Way back in the days (i.e. 5 years ago), when the total file server data volume at D-PHYS was about 10 TB, we used individual file server to store this data. When one server was full, we got a bigger one, copied all the data and life was good for another year or two. Today, the file server data volume (home and group shares) is above 150 TB and growing fast and this strategy doesn’t work any longer: individual servers don’t scale and copying this amount of data alone takes weeks.
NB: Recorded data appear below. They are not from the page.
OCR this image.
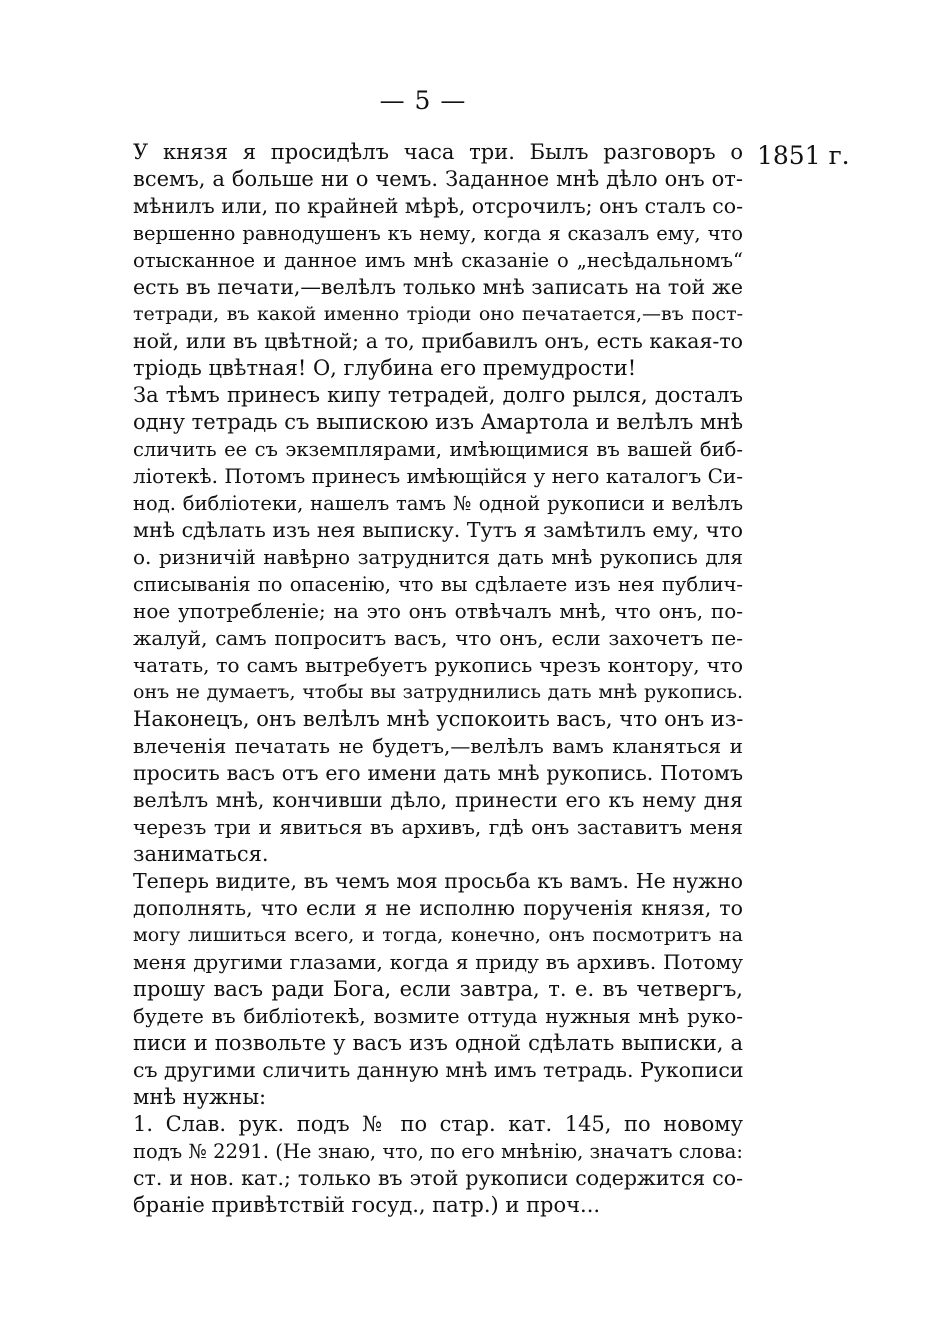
— 5 —
1851 г.
У князя я просидѣлъ часа три. Былъ разговоръ о
всемъ, а больше ни о чемъ. Заданное мнѣ дѣло онъ от-
мѣнилъ или, по крайней мѣрѣ, отсрочилъ; онъ сталъ со-
вершенно равнодушенъ къ нему, когда я сказалъ ему, что
отысканное и данное имъ мнѣ сказаніе о „несѣдальномъ“
есть въ печати,—велѣлъ только мнѣ записать на той же
тетради, въ какой именно тріоди оно печатается,—въ пост-
ной, или въ цвѣтной; а то, прибавилъ онъ, есть какая-то
тріодь цвѣтная! О, глубина его премудрости!
За тѣмъ принесъ кипу тетрадей, долго рылся, досталъ
одну тетрадь съ выпискою изъ Амартола и велѣлъ мнѣ
сличить ее съ экземплярами, имѣющимися въ вашей биб-
ліотекѣ. Потомъ принесъ имѣющійся у него каталогъ Си-
нод. библіотеки, нашелъ тамъ № одной рукописи и велѣлъ
мнѣ сдѣлать изъ нея выписку. Тутъ я замѣтилъ ему, что
о. ризничій навѣрно затруднится дать мнѣ рукопись для
списыванія по опасенію, что вы сдѣлаете изъ нея публич-
ное употребленіе; на это онъ отвѣчалъ мнѣ, что онъ, по-
жалуй, самъ попроситъ васъ, что онъ, если захочетъ пе-
чатать, то самъ вытребуетъ рукопись чрезъ контору, что
онъ не думаетъ, чтобы вы затруднились дать мнѣ рукопись.
Наконецъ, онъ велѣлъ мнѣ успокоить васъ, что онъ из-
влеченія печатать не будетъ,—велѣлъ вамъ кланяться и
просить васъ отъ его имени дать мнѣ рукопись. Потомъ
велѣлъ мнѣ, кончивши дѣло, принести его къ нему дня
черезъ три и явиться въ архивъ, гдѣ онъ заставитъ меня
заниматься.
Теперь видите, въ чемъ моя просьба къ вамъ. Не нужно
дополнять, что если я не исполню порученія князя, то
могу лишиться всего, и тогда, конечно, онъ посмотритъ на
меня другими глазами, когда я приду въ архивъ. Потому
прошу васъ ради Бога, если завтра, т. е. въ четвергъ,
будете въ библіотекѣ, возмите оттуда нужныя мнѣ руко-
писи и позвольте у васъ изъ одной сдѣлать выписки, а
съ другими сличить данную мнѣ имъ тетрадь. Рукописи
мнѣ нужны:
1. Слав. рук. подъ № по стар. кат. 145, по новому
подъ № 2291. (Не знаю, что, по его мнѣнію, значатъ слова:
ст. и нов. кат.; только въ этой рукописи содержится со-
браніе привѣтствій госуд., патр.) и проч...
That’s why in 2009 we started migrating the ‘many individual servers’ setup to a SAN architecture in which the file servers are just huge hard drives (iSCSI over Infiniband, for the technically inclined) connected to a frontend server that manages space allocation and the file system. The same is true for the backup infrastructure, where the data volume is even bigger.
This new setup had to be developed, tested and put in place as seamlessly and unobtrusively as possible while ensuring data access at all times (apart from single hour-long migrations). The SAN architecture was implemented for Astro in December 2010 and has been running beautifully ever since. In 2011 we laid the groundwork to adopt this system for the rest of D-PHYS’s home and group shares and after a long and thorough testing period the rollout happened on January 5, 2012. Unfortunately, that’s when things got ugly.
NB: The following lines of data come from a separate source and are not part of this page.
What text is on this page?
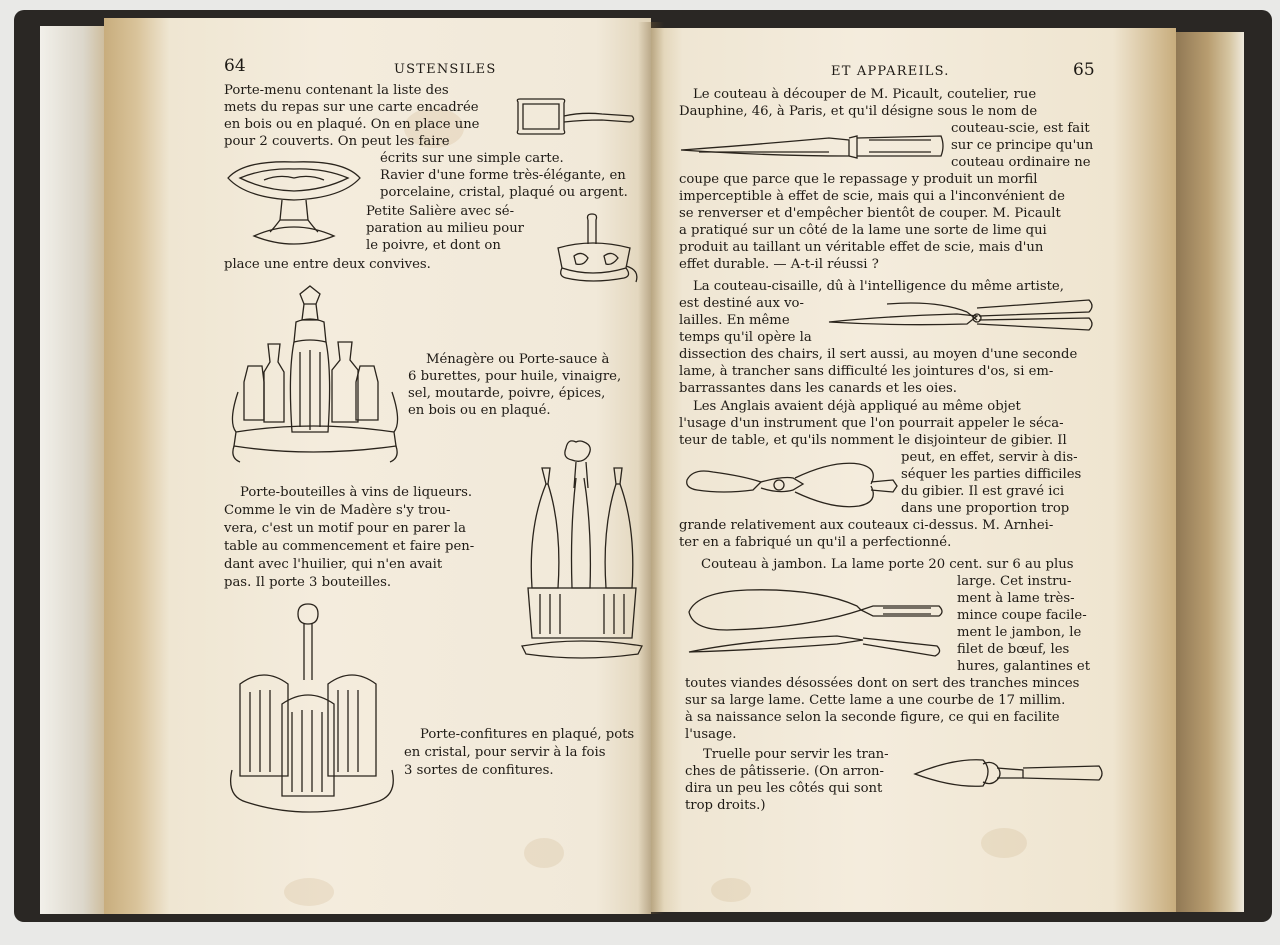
64	USTENSILES
Porte-menu contenant la liste des
mets du repas sur une carte encadrée
en bois ou en plaqué. On en place une
pour 2 couverts. On peut les faire
écrits sur une simple carte.
Ravier d'une forme très-élégante, en
porcelaine, cristal, plaqué ou argent.
Petite Salière avec sé-
paration au milieu pour
le poivre, et dont on
place une entre deux convives.
Ménagère ou Porte-sauce à
6 burettes, pour huile, vinaigre,
sel, moutarde, poivre, épices,
en bois ou en plaqué.
Porte-bouteilles à vins de liqueurs.
Comme le vin de Madère s'y trou-
vera, c'est un motif pour en parer la
table au commencement et faire pen-
dant avec l'huilier, qui n'en avait
pas. Il porte 3 bouteilles.
Porte-confitures en plaqué, pots
en cristal, pour servir à la fois
3 sortes de confitures.
ET APPAREILS.	65
Le couteau à découper de M. Picault, coutelier, rue
Dauphine, 46, à Paris, et qu'il désigne sous le nom de
couteau-scie, est fait
sur ce principe qu'un
couteau ordinaire ne
coupe que parce que le repassage y produit un morfil
imperceptible à effet de scie, mais qui a l'inconvénient de
se renverser et d'empêcher bientôt de couper. M. Picault
a pratiqué sur un côté de la lame une sorte de lime qui
produit au taillant un véritable effet de scie, mais d'un
effet durable. — A-t-il réussi ?
La couteau-cisaille, dû à l'intelligence du même artiste,
est destiné aux vo-
lailles. En même
temps qu'il opère la
dissection des chairs, il sert aussi, au moyen d'une seconde
lame, à trancher sans difficulté les jointures d'os, si em-
barrassantes dans les canards et les oies.
Les Anglais avaient déjà appliqué au même objet
l'usage d'un instrument que l'on pourrait appeler le séca-
teur de table, et qu'ils nomment le disjointeur de gibier. Il
peut, en effet, servir à dis-
séquer les parties difficiles
du gibier. Il est gravé ici
dans une proportion trop
grande relativement aux couteaux ci-dessus. M. Arnhei-
ter en a fabriqué un qu'il a perfectionné.
Couteau à jambon. La lame porte 20 cent. sur 6 au plus
large. Cet instru-
ment à lame très-
mince coupe facile-
ment le jambon, le
filet de bœuf, les
hures, galantines et
toutes viandes désossées dont on sert des tranches minces
sur sa large lame. Cette lame a une courbe de 17 millim.
à sa naissance selon la seconde figure, ce qui en facilite
l'usage.
Truelle pour servir les tran-
ches de pâtisserie. (On arron-
dira un peu les côtés qui sont
trop droits.)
At first, we noticed some exotic file access problems on 32bit workstations. It took us some time to understand that the underlying issue was an incompatibility with the new filesystem using 64-bit addresses for the data blocks. As a consequence we had to replace the filesystem of the home shares. Independently we ran into serious I/O issues with the installed operating system, so we had to upgrade the kernel of the frontend server and move the home directories onto a dedicated server. In parallel, we had to incorporate some huge chunks of group data while always making sure that nightly backups were available. All this necessitated a few more migrations until we finally achieved a stable system on March 28.
The upshot: what we had hoped to be a fast and easy migration turned out to cause a lot of problems and take much longer than anticipated, but now we have a stable and solid setup that will scale up to hundreds or even thousands of TB of data.
See live volume management and usage graphs for our file servers.
As for the mail server, matters are to some extent related and partly just coincidental in time. The IMAP server does need access to the home directories and hence also suffered when their performance was impaired. But even after having solved the file server issues, we still saw single load peaks on the IMAP server that prevented our users from working with their email. Again, we put a lot of time and effort into finding the reason. As of April 13, we’re back to good performance and arrive at the following set of conclusions:
- a covertly faulty harddisk in the mail server RAID seems to have impaired performance
- CPU load of the individual virtual machines on the mail server was not distributed across the available CPU cores in an optimal way
General mail server load:
- while incoming mail volume doesn’t increase much, outgoing mails have grown 50% in the last year alone
- more and more sophisticated spam requires more thorough virus and spam scanning, increasing the load on the mail server
- our users have amassed 1.1 TB of mail storage (up from 400 GB in January 2010), which need to be accessed and organized
We’d like to thank you for your patience during the last 4 months and apologize for any inconvenience you might have had to endure. In all likelihood the systems will be a lot more stable in the future, but of course we’re constantly working to ensure the D-PHYS IT infrastructure is able to keep up with the fast growing demand of disk space (the data volume has tripled in the last year alone). We’ve learned a lot and we’ll put it to good use.